More than once, my hand gestures accidently cut off the phone in the middle of a call or interfered with the stereo. Still, being able to change the audio volume simply by twirling my fingers was pretty cool. As for parking, the 330e is easy to fit in the tiniest of spaces—much to the delight of my partner Robert but not to the testy pickup driver who I outmaneuvered for a primo spot. I also liked how the 330e can be fully recharged in less than an hour using a 240-volt charger. But the biggest plus appeals to my penny-pinching DNA: This BMW not only saves money at the gas pump, but it’s also priced less than most other plug-in hybrids. 

JEEP WRANGLER 4xe
$54,000
MPG: 49 MPGe (electric/gas), 20 mpg (gas only)
0 to 60 mph: 6.5 seconds

Talk about gay icons, the Jeep Wrangler has been a popular vehicle with LGBTQ drivers for decades. Yes, there’s the rugged butch factor. But the automaker also has been a strong ally of our community. At last year’s Motor City Pride parade in Detroit, for example, the grand marshal rode in an all-new Jeep Wrangler 4xe decked out in rainbow colors and messages of hope written on the body panels. Alas, my test vehicle wasn’t quite so festive, but it still turned heads. 

That’s because this four-door Wrangler is Jeep’s first plug-in hybrid, with a gutsy four-cylinder engine and efficient electric motor that together crank out 375 horsepower. That’s more oomph than in most Jeeps, except those with pricey gas-guzzling Hemi engines. The 4xe has an all-electric range of 22 miles, after which it gets 20 mpg.

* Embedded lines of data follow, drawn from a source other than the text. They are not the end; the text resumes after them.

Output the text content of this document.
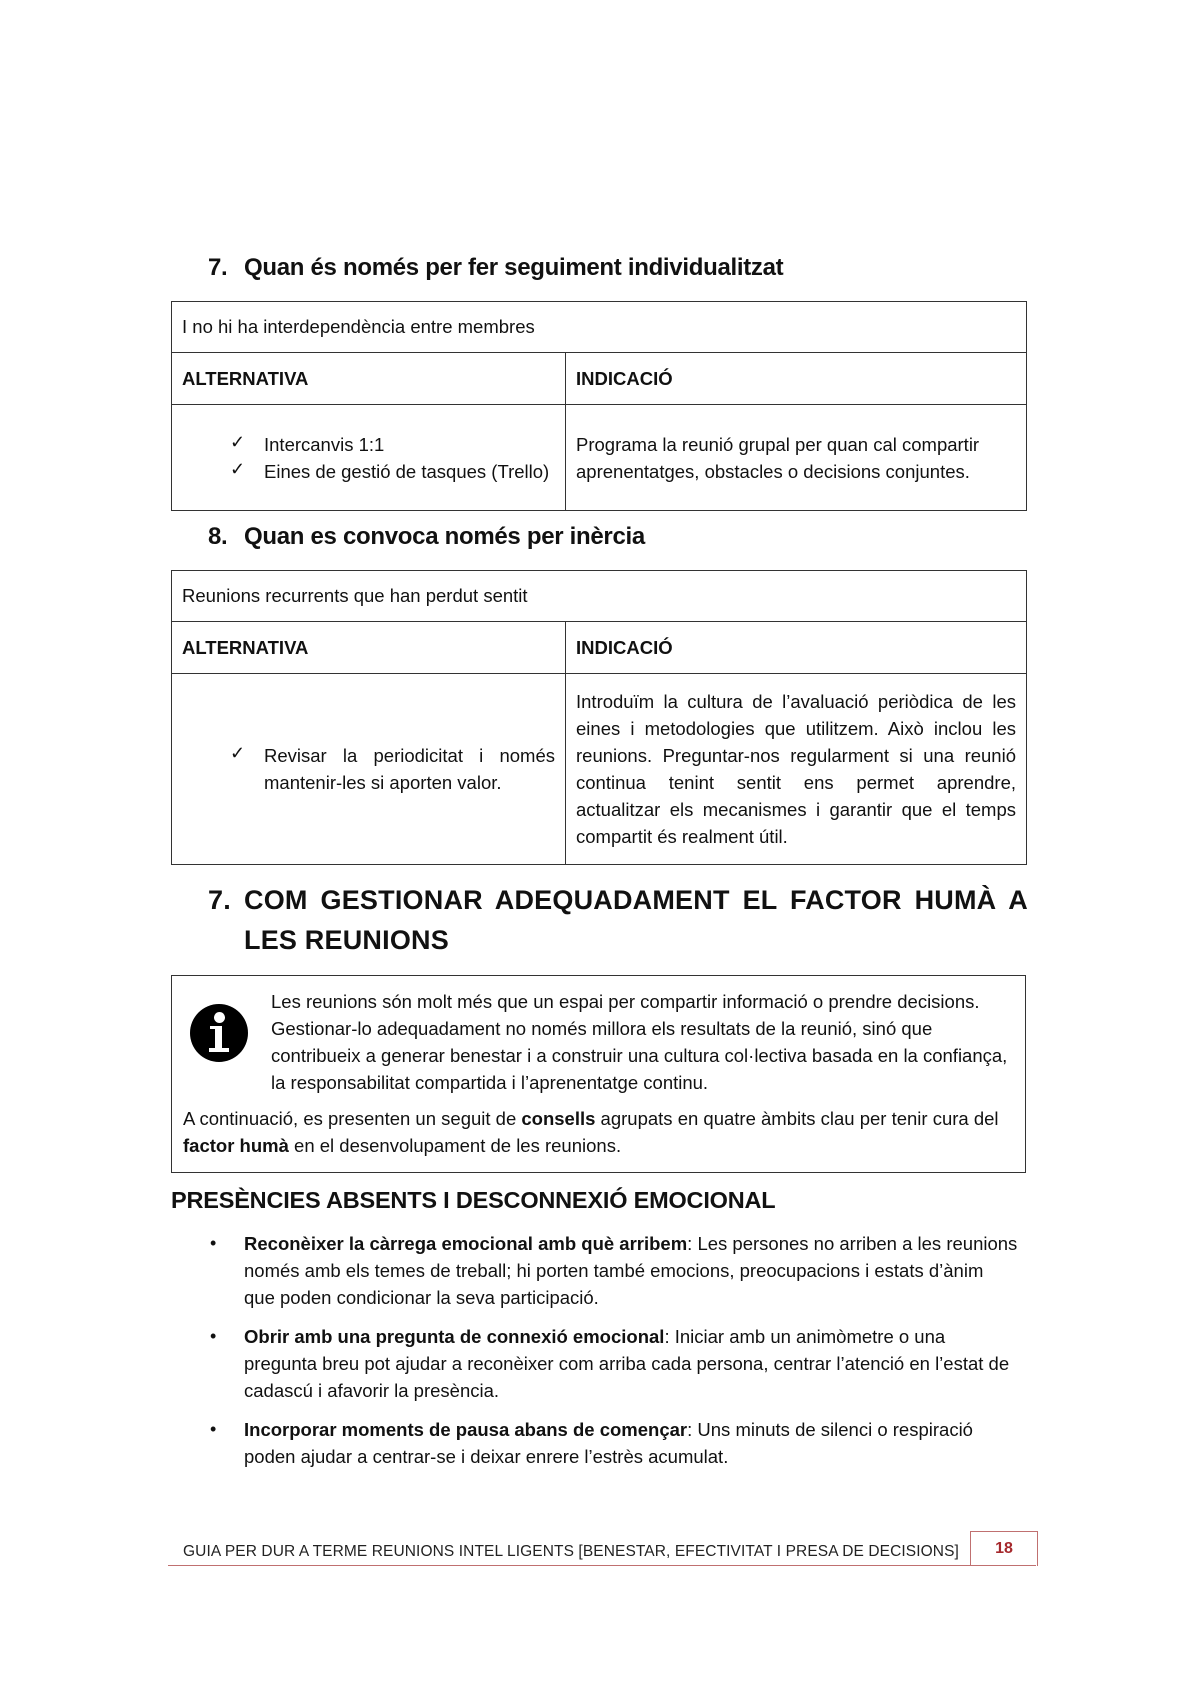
7. Quan és només per fer seguiment individualitzat
I no hi ha interdependència entre membres	
ALTERNATIVA	INDICACIÓ

✓ Intercanvis 1:1
✓ Eines de gestió de tasques (Trello)
	Programa la reunió grupal per quan cal compartir aprenentatges, obstacles o decisions conjuntes.
8. Quan es convoca només per inèrcia
Reunions recurrents que han perdut sentit	
ALTERNATIVA	INDICACIÓ

✓ Revisar la periodicitat i només mantenir-les si aporten valor.
	Introduïm la cultura de l’avaluació periòdica de les eines i metodologies que utilitzem. Això inclou les reunions. Preguntar-nos regularment si una reunió continua tenint sentit ens permet aprendre, actualitzar els mecanismes i garantir que el temps compartit és realment útil.
7. COM GESTIONAR ADEQUADAMENT EL FACTOR HUMÀ A LES REUNIONS
Les reunions són molt més que un espai per compartir informació o prendre decisions. Gestionar-lo adequadament no només millora els resultats de la reunió, sinó que contribueix a generar benestar i a construir una cultura col·lectiva basada en la confiança, la responsabilitat compartida i l’aprenentatge continu.
A continuació, es presenten un seguit de consells agrupats en quatre àmbits clau per tenir cura del factor humà en el desenvolupament de les reunions.
PRESÈNCIES ABSENTS I DESCONNEXIÓ EMOCIONAL
• Reconèixer la càrrega emocional amb què arribem: Les persones no arriben a les reunions només amb els temes de treball; hi porten també emocions, preocupacions i estats d’ànim que poden condicionar la seva participació.
• Obrir amb una pregunta de connexió emocional: Iniciar amb un animòmetre o una pregunta breu pot ajudar a reconèixer com arriba cada persona, centrar l’atenció en l’estat de cadascú i afavorir la presència.
• Incorporar moments de pausa abans de començar: Uns minuts de silenci o respiració poden ajudar a centrar-se i deixar enrere l’estrès acumulat.
GUIA PER DUR A TERME REUNIONS INTEL LIGENTS [BENESTAR, EFECTIVITAT I PRESA DE DECISIONS]	18
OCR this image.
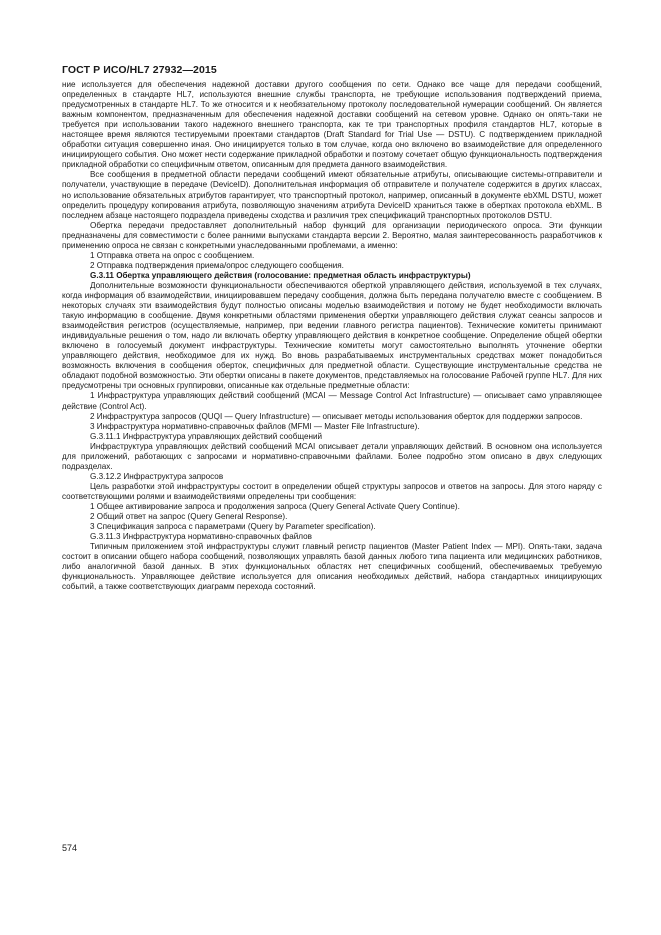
ГОСТ Р ИСО/HL7 27932—2015

ние используется для обеспечения надежной доставки другого сообщения по сети. Однако все чаще для передачи сообщений, определенных в стандарте HL7, используются внешние службы транспорта, не требующие использования подтверждений приема, предусмотренных в стандарте HL7. То же относится и к необязательному протоколу последовательной нумерации сообщений. Он является важным компонентом, предназначенным для обеспечения надежной доставки сообщений на сетевом уровне. Однако он опять-таки не требуется при использовании такого надежного внешнего транспорта, как те три транспортных профиля стандартов HL7, которые в настоящее время являются тестируемыми проектами стандартов (Draft Standard for Trial Use — DSTU). С подтверждением прикладной обработки ситуация совершенно иная. Оно инициируется только в том случае, когда оно включено во взаимодействие для определенного инициирующего события. Оно может нести содержание прикладной обработки и поэтому сочетает общую функциональность подтверждения прикладной обработки со специфичным ответом, описанным для предмета данного взаимодействия.

Все сообщения в предметной области передачи сообщений имеют обязательные атрибуты, описывающие системы-отправители и получатели, участвующие в передаче (DeviceID). Дополнительная информация об отправителе и получателе содержится в других классах, но использование обязательных атрибутов гарантирует, что транспортный протокол, например, описанный в документе ebXML DSTU, может определить процедуру копирования атрибута, позволяющую значениям атрибута DeviceID храниться также в обертках протокола ebXML. В последнем абзаце настоящего подраздела приведены сходства и различия трех спецификаций транспортных протоколов DSTU.

Обертка передачи предоставляет дополнительный набор функций для организации периодического опроса. Эти функции предназначены для совместимости с более ранними выпусками стандарта версии 2. Вероятно, малая заинтересованность разработчиков к применению опроса не связан с конкретными унаследованными проблемами, а именно:

1 Отправка ответа на опрос с сообщением.

2 Отправка подтверждения приема/опрос следующего сообщения.

G.3.11 Обертка управляющего действия (голосование: предметная область инфраструктуры)

Дополнительные возможности функциональности обеспечиваются оберткой управляющего действия, используемой в тех случаях, когда информация об взаимодействии, инициировавшем передачу сообщения, должна быть передана получателю вместе с сообщением. В некоторых случаях эти взаимодействия будут полностью описаны моделью взаимодействия и потому не будет необходимости включать такую информацию в сообщение. Двумя конкретными областями применения обертки управляющего действия служат сеансы запросов и взаимодействия регистров (осуществляемые, например, при ведении главного регистра пациентов). Технические комитеты принимают индивидуальные решения о том, надо ли включать обертку управляющего действия в конкретное сообщение. Определение общей обертки включено в голосуемый документ инфраструктуры. Технические комитеты могут самостоятельно выполнять уточнение обертки управляющего действия, необходимое для их нужд. Во вновь разрабатываемых инструментальных средствах может понадобиться возможность включения в сообщения оберток, специфичных для предметной области. Существующие инструментальные средства не обладают подобной возможностью. Эти обертки описаны в пакете документов, представляемых на голосование Рабочей группе HL7. Для них предусмотрены три основных группировки, описанные как отдельные предметные области:

1 Инфраструктура управляющих действий сообщений (MCAI — Message Control Act Infrastructure) — описывает само управляющее действие (Control Act).

2 Инфраструктура запросов (QUQI — Query Infrastructure) — описывает методы использования оберток для поддержки запросов.

3 Инфраструктура нормативно-справочных файлов (MFMI — Master File Infrastructure).

G.3.11.1 Инфраструктура управляющих действий сообщений

Инфраструктура управляющих действий сообщений MCAI описывает детали управляющих действий. В основном она используется для приложений, работающих с запросами и нормативно-справочными файлами. Более подробно этом описано в двух следующих подразделах.

G.3.12.2 Инфраструктура запросов

Цель разработки этой инфраструктуры состоит в определении общей структуры запросов и ответов на запросы. Для этого наряду с соответствующими ролями и взаимодействиями определены три сообщения:

1 Общее активирование запроса и продолжения запроса (Query General Activate Query Continue).

2 Общий ответ на запрос (Query General Response).

3 Спецификация запроса с параметрами (Query by Parameter specification).

G.3.11.3 Инфраструктура нормативно-справочных файлов

Типичным приложением этой инфраструктуры служит главный регистр пациентов (Master Patient Index — MPI). Опять-таки, задача состоит в описании общего набора сообщений, позволяющих управлять базой данных любого типа пациента или медицинских работников, либо аналогичной базой данных. В этих функциональных областях нет специфичных сообщений, обеспечиваемых требуемую функциональность. Управляющее действие используется для описания необходимых действий, набора стандартных инициирующих событий, а также соответствующих диаграмм перехода состояний.

574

City driving is surprisingly smooth and delightful, with my keister thankful for the gentler-than-expected suspension when tackling potholes. 

For an experience that’s more au naturel, you can remove all the doors and part or all of the top. Most times, I just removed the two roof panels over the driver and passenger seats, then stowed them in the back. The interior looks like any other Wrangler, which today is much more comfortable and amenity-laden than any of its forebears. But insulation is barebones, which means the cabin’s decibel rating is definitely not in the whisper-quiet category. As for the lithium-ion battery pack, it’s mostly hidden beneath the rear seats but also cannibalizes a few inches of the cargo compartment. Despite costing some $9,000 more than a traditional gas-engine Wrangler, the 4xe qualifies for a $7,500 federal tax break and certain state tax credits that ultimately may help you break even. That’s another reason to appreciate this refined macho-mobile: It’s easy on the eyes, the environment and your wallet.